Montevideo, March 2 (RHC)-- In front of an excited and joyful crowd of Uruguayans gathered in the Plaza Independencia, Yamandú Orsi received the sash from Luis Lacalle Pou, the outgoing president, which marked the beginning of a new left-wing government in the country, with the promise of carrying forward the democracy recovered forty years ago, as well as introducing changes such as a salary increase, among others.

In his first speech as official president of the nation, Yamandú Orsi maintained the conciliatory vocation that he maintained during his campaign and assumes as a principle for this new stage: "We are beginning a period not only of a new government, but also of a call for all actors: from politics, from the academy of Uruguay," said the president.

The president sent greetings to all corners of the country, "to that deep interior that sometimes we do not seem to take into account," and emphasized that they should travel through their wonderful homeland.

Orsi recalled the regional conflicts that kept Uruguay as a territory of dispute for a long time and, in turn, highlighted the values ​​of those who founded the State and began the construction of the Uruguayan identity, also born of those conflicts.
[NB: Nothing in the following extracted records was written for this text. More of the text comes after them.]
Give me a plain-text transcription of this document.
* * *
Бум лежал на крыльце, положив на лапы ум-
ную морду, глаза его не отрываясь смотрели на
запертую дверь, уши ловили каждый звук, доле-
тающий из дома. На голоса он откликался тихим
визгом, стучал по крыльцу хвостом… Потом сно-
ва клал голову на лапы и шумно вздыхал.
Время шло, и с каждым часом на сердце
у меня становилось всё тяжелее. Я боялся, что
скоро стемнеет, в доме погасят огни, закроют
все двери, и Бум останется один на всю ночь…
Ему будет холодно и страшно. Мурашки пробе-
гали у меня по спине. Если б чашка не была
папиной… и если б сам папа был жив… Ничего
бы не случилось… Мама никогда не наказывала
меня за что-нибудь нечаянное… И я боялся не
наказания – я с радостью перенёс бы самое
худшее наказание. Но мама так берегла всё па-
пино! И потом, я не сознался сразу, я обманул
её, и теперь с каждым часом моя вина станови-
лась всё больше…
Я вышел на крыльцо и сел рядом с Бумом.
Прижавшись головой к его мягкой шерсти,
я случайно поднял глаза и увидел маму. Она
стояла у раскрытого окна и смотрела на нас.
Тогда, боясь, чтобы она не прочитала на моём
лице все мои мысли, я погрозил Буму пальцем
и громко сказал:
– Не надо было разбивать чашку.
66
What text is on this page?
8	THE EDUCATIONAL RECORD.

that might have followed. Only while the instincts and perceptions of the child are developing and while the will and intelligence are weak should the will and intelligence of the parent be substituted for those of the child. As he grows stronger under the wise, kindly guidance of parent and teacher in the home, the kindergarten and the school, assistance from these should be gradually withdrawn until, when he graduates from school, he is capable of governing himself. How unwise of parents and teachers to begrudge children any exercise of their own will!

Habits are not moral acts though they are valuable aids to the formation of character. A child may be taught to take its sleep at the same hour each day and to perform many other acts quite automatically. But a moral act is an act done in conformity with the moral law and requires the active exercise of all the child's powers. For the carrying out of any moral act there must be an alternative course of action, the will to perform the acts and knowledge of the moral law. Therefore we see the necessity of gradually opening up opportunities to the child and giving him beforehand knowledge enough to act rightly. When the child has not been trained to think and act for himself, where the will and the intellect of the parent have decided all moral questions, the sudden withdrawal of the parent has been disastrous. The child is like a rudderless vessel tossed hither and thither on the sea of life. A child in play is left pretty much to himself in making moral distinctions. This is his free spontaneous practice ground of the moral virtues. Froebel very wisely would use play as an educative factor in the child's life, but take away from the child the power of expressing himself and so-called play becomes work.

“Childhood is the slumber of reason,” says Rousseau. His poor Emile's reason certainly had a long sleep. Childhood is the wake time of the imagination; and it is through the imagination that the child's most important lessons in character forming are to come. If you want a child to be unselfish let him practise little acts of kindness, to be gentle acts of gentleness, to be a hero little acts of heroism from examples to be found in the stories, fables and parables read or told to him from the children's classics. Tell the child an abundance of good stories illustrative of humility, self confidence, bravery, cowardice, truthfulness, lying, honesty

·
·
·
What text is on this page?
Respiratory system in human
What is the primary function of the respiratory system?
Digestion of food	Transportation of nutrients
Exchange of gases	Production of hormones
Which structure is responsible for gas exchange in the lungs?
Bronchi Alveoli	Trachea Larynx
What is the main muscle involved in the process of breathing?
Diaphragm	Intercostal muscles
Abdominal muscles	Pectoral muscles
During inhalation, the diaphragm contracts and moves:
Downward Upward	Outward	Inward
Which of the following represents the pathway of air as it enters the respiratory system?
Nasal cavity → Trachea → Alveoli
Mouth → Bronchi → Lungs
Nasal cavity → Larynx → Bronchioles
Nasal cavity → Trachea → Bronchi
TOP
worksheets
In that sense, he called for assuming that spirit of conciliation and construction in the next five years.

During the transfer ceremony, the secretariat and the ministerial cabinet of the new Executive also formalized their assumption of office.  The president and his running mate are part of the Popular Participation Movement, the most voted political force in the country and led by the beloved former president José "Pepe" Mujica.

Despite celebrating forty years of uninterrupted democracy, both Orsi and Cosse have acknowledged the failure of the State and the open wound that comes from not knowing the whereabouts of almost 200 people who disappeared during the last dictatorship.

That is why, during the tour of Avenida Libertador on the way to Plaza Independencia, Orsi and Cosse broke protocol and got out of the car to greet representatives of the Association of Mothers and Relatives of Detainees Who Disappeared during the Dictatorship.

This is a symbolic gesture towards those who continue to fight for unrestricted access to military archives and to clarify what happened to their relatives who were detained and disappeared during the last civil-military dictatorship in the country (1973-1985).

In an interview, Mujica spoke of Yamandú with affection and confidence, and highlighted the president's internal origins: "I have known him for almost 40 years, he was a kid when he joined our ranks. He was becoming a man. Canelones is like a small Uruguay, all of Uruguay's problems are in Canelones."

A new government begins, with a renewed generation of the Frente Amplio, which promises to maintain democratic continuity, respect the rights of Uruguayan workers and maintain macroeconomic stability, which is state policy.